Publié sur L'Homme Qui Lit :


Dès que j’ai l’occasion de faire un trajet en voiture, généralement un trajet d’une bonne demi-heure pour me rendre dans le petit hôpital situé tout en bas de mon département, je mets le podcast de La Grande Librairie dans ma voiture et avec un aller-retour j’ai presque écouté l’intégralité de l’émission, à défaut d’avoir le temps – où l’envie – de la regarder en replay. Toutes ne me passionnent pas, cela dépend un peu du casting, mais cette émission « Retour à la terre » qui parlait de la campagne était un très bon moment. J’y ai retrouvé Marie-Hélène Lafon que je devais rencontrer en librairie mi-novembre et dont j’avais adoré Histoire du fils ; mais également Mathias Enard qui m’a tellement donné envie de lire Le Banquet annuel de la Confrérie des Fossoyeurs que j’ai instantanément imaginé à la croisé d’un Jaume Cabré et d’un Carlos Ruiz Zafon, et qui dès le lendemain avait rejoint ma bibliothèque. J’y entendais également Serge Joncour présenter Nature humaine et sans aucun doute, ce roman terminera lui aussi entre mes mains.

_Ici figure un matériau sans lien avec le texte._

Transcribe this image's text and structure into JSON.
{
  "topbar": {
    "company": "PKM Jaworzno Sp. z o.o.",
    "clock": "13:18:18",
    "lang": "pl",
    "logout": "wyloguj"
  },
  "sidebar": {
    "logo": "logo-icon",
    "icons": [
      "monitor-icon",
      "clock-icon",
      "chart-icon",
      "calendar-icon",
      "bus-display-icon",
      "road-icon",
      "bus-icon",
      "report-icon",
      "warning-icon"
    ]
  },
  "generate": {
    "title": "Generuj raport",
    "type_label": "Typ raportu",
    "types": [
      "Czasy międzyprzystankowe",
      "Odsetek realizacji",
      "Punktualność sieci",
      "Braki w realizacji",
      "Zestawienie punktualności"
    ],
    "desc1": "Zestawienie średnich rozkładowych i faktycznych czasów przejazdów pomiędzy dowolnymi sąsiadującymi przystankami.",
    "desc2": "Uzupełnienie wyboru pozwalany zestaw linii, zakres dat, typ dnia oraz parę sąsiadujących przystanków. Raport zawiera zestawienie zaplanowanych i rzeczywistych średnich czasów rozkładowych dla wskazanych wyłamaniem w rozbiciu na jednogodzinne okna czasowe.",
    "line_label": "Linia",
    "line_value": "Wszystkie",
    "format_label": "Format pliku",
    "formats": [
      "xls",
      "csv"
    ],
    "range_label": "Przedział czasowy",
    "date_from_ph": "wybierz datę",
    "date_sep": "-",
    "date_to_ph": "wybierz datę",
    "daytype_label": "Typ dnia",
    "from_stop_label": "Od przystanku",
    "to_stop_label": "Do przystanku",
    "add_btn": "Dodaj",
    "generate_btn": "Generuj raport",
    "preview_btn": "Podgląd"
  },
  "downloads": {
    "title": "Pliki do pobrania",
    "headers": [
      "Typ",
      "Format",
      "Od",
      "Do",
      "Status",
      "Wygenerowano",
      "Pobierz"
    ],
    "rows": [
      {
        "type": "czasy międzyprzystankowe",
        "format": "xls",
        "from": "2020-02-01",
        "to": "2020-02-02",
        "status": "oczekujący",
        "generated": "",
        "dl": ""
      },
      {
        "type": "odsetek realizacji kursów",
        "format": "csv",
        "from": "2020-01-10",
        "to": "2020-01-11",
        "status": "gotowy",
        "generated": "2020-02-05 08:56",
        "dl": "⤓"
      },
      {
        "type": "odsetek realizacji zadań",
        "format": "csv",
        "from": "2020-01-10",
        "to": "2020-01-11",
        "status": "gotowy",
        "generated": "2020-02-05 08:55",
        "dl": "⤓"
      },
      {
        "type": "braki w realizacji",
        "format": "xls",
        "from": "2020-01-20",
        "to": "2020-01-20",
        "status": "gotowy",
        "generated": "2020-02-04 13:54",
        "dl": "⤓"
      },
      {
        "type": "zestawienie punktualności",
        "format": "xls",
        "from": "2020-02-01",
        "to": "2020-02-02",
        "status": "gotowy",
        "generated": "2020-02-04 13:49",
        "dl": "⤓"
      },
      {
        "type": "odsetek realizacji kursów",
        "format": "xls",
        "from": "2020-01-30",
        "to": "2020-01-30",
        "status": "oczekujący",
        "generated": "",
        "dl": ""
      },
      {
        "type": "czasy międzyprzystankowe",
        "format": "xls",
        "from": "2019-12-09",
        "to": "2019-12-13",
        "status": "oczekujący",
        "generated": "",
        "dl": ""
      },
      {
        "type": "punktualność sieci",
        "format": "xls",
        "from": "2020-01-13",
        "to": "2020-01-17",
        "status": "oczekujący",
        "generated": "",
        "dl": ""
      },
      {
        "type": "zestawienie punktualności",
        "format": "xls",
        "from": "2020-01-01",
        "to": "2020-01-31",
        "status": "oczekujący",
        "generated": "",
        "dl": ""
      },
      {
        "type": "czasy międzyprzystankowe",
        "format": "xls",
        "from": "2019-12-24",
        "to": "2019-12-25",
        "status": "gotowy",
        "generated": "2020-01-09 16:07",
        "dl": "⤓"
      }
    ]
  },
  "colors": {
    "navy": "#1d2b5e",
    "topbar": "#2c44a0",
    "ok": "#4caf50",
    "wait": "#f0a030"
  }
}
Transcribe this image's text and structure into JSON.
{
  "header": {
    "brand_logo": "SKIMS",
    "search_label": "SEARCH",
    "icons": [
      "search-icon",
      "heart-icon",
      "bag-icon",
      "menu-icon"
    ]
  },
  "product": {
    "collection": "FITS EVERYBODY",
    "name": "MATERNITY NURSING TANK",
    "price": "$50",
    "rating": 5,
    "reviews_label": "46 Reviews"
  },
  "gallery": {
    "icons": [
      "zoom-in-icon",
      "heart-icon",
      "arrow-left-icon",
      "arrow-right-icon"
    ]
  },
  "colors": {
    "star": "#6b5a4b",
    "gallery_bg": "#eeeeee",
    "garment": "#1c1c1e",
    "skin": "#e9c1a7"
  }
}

Et puis, Mauvignier. Je dis Mauvignier, ça fait comme si je connaissais, alors qu’en réalité vous m’auriez dit Laurent Mauvignier la veille de l’émission je vous aurais regardé avec des grands yeux de vache, fait une petite moue négative et dit en secouant la tête de gauche à droite, « connais pas » . Maintenant que je l’ai lu, j’ai l’impression d’en faire partie, d’en être, et de m’autoriser à dire « j’ai lu le dernier Mauvignier, c’est quelque-chose quand même ! » . Et quel livre, c’est vrai, c’est incroyable. Vous allez finir par penser, le gars n’a dû lire que des Okapi jusqu’à maintenant pour être extatique un roman sur deux, ça n’est pas tout à fait vrai mais je me sens en veine de lire d’aussi bons livres en cascade.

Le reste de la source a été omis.